In profile, she saw his jaw tighten. “I'd rather not.”
“Lay down,” she told hi
m, and he complied without fuss. Beside the grey patches and the disgusting discharge—and the visceral horror of all those stitched-up gashes—he did seem in better shape than Vyslin. No sign of infection in the upper and lower wounds, just in the middle where the enemy had ripped into his guts. Below that, his shredded breeches hung on by a sash and a prayer.
She frowned. “Ripple could clean those bad wounds out, but they're stitched shut...”
“Leave them. I'll mend. I just need...food. Light. Sleep. Anything.”
“An anchor?” Her gaze fell to his bracer, peeking out from his sleeve as he pillowed his head. “That's how I kept you here.”
One dark eye caught hers. “You're too taxed. I'll—“
“Can anyone do it?”
“I— Yes, I think so...”
“A volunteer,” she said, looking around at the gathering. More than just the White Flames surrounded her now; Yendrah's people had clustered up close, with other pilgrims strung out beyond them, building fires to warm themselves. “Anyone?”

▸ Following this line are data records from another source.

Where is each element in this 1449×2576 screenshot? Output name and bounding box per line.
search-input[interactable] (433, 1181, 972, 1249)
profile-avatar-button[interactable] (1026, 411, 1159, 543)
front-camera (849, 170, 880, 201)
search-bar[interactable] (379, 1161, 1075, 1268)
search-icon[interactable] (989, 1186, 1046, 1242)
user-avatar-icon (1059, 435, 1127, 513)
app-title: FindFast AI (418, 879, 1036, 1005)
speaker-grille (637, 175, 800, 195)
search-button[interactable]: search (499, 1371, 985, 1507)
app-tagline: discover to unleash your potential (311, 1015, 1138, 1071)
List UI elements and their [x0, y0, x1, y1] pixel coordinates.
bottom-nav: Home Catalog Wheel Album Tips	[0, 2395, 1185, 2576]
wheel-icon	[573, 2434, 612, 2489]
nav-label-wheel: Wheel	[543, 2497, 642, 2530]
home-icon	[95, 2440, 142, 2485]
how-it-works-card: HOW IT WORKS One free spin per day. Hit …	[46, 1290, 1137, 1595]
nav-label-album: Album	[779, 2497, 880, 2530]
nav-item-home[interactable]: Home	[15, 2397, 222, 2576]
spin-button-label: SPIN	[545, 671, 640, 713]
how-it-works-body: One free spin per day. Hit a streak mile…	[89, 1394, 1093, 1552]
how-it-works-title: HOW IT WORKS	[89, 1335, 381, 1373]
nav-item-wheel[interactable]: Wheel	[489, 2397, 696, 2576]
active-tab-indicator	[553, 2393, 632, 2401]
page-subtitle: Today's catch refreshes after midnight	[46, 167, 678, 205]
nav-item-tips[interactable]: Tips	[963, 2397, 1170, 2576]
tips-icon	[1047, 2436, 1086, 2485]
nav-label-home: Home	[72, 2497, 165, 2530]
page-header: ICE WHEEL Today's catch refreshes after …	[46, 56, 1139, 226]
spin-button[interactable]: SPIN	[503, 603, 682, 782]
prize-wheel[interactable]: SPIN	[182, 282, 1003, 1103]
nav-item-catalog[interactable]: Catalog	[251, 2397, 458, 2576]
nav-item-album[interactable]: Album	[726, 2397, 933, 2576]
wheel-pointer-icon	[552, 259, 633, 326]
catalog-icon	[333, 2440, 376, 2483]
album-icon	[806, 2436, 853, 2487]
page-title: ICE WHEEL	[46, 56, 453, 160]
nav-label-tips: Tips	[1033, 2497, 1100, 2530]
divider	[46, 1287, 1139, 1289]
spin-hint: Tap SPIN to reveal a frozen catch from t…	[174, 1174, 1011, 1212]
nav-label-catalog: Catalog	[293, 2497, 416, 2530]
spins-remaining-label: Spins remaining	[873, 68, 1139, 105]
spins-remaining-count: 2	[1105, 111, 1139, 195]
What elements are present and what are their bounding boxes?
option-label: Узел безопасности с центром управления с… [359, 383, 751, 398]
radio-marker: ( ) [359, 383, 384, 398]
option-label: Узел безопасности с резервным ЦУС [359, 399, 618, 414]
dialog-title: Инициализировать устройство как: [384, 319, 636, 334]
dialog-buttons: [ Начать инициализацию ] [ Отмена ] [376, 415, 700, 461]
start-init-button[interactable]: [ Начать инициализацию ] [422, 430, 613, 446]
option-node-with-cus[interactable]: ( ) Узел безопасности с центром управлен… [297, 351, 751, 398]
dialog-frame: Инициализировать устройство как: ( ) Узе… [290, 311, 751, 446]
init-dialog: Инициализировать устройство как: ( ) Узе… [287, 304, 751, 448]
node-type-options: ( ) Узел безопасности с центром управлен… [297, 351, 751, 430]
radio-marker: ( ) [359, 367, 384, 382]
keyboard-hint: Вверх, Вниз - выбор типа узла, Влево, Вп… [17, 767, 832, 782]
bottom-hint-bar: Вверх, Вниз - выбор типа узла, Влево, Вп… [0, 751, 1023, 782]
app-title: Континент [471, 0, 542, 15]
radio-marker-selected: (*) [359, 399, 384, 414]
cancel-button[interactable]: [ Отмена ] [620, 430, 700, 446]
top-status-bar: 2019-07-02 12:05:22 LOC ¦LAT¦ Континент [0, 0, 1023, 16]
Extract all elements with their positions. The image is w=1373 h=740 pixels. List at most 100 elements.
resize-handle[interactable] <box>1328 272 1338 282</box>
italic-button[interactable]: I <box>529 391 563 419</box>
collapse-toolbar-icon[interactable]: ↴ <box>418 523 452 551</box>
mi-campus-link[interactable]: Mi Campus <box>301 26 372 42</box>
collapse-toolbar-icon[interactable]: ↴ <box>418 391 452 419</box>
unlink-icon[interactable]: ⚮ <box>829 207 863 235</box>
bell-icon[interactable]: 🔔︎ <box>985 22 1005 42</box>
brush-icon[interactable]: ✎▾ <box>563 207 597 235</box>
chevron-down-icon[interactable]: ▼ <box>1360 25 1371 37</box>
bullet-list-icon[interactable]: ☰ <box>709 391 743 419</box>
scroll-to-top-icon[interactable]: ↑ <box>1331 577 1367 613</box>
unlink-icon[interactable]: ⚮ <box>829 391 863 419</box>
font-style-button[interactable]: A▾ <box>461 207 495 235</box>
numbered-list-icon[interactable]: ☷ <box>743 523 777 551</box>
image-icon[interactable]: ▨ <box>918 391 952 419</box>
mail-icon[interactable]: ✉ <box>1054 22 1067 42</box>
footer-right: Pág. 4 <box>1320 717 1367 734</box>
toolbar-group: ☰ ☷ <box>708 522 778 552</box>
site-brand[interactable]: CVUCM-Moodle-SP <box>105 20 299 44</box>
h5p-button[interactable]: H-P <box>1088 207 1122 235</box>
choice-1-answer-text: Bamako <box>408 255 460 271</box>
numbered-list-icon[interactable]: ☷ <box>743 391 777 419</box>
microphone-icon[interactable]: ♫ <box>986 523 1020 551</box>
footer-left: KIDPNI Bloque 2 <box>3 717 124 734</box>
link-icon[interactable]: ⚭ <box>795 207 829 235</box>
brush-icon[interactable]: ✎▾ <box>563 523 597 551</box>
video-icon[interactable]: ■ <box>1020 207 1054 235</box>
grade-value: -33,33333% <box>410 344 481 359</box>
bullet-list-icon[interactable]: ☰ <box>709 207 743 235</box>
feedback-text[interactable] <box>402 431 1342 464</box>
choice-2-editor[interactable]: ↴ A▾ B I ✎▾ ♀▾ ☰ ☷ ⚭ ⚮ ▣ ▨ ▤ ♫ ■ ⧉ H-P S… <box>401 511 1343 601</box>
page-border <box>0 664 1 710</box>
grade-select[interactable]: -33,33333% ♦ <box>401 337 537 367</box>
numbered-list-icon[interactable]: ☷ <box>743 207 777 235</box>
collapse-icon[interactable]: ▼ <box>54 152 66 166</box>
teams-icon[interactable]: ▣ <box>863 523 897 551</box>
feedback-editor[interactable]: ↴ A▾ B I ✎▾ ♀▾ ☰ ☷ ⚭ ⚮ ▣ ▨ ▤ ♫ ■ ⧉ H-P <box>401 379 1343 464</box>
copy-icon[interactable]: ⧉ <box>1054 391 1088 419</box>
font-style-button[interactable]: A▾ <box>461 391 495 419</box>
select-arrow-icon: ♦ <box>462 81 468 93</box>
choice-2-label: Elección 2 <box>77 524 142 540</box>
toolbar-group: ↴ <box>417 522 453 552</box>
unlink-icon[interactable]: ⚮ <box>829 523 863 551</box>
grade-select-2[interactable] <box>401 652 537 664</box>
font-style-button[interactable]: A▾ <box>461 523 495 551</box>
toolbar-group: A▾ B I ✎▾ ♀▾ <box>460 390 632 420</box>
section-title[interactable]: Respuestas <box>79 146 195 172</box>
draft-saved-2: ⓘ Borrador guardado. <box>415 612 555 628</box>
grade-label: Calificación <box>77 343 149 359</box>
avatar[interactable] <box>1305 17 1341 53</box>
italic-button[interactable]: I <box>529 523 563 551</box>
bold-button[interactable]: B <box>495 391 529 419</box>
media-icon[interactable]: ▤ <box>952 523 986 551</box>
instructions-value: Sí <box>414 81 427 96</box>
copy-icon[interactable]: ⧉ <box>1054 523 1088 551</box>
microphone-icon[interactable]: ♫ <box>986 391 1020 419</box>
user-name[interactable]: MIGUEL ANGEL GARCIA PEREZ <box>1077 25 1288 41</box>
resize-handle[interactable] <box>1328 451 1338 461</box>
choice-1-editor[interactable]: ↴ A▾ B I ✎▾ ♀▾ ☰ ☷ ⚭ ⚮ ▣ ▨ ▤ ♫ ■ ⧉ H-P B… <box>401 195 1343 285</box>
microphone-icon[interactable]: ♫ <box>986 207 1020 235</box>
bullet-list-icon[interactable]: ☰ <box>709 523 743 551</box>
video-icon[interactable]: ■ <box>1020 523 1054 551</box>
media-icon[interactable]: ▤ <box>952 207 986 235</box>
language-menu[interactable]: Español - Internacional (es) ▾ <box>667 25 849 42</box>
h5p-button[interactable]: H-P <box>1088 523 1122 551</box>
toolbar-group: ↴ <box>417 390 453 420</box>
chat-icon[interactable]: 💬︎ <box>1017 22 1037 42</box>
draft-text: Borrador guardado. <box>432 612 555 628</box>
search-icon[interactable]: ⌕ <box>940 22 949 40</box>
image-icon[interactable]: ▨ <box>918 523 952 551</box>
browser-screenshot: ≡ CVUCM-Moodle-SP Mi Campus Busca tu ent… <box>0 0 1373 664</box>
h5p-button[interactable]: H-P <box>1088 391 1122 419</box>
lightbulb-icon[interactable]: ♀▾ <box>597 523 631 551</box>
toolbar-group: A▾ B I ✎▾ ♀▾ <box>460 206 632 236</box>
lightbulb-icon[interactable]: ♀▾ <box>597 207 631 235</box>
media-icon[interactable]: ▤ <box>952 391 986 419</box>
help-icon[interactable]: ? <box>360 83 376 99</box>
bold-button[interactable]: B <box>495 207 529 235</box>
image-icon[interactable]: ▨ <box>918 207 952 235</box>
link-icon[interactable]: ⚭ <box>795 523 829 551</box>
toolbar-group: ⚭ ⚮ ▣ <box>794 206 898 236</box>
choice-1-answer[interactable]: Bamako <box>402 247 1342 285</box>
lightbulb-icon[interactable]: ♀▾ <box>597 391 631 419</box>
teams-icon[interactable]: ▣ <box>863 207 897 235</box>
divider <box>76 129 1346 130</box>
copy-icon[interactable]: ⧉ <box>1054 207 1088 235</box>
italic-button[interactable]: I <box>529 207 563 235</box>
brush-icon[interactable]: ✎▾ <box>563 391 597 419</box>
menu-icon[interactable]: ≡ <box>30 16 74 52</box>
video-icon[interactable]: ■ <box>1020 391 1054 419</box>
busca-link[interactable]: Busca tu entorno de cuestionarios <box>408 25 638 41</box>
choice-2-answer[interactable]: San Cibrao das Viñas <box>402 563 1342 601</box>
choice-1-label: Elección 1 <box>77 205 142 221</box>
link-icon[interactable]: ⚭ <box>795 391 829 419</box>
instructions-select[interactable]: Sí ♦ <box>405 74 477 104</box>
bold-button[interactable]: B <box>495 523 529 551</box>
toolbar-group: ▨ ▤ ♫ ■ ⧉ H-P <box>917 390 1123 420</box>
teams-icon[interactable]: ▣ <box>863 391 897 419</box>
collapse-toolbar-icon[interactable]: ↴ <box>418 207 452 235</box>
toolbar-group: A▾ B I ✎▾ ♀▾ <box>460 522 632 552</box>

“I will,” said Harbett, rolling up his sleeve. “Didn't get hurt in the first place.”
She watched with clinical interest as he slid his arm beneath Maevor's. The bodythief's hand clamped just below his elbow, then the black bracer flexed, one side of it pulling free from Maevor's arm to extend thin spikes into Harbett's. The big soldier grimaced but took it without complaint, and immediately the threads in Maevor's back began to twitch.
Have I become so used to this, or am I just too tired to be sickened? Lark wondered as she watched them do their work. There was a certain blind artistry to it, and if she focused on the sewing metaphor, she could almost appreciate what their Maker had done. A human would have died from those wounds, no contest. Maevor, Mendras and Vyslin would all have fallen to the monsters in the village.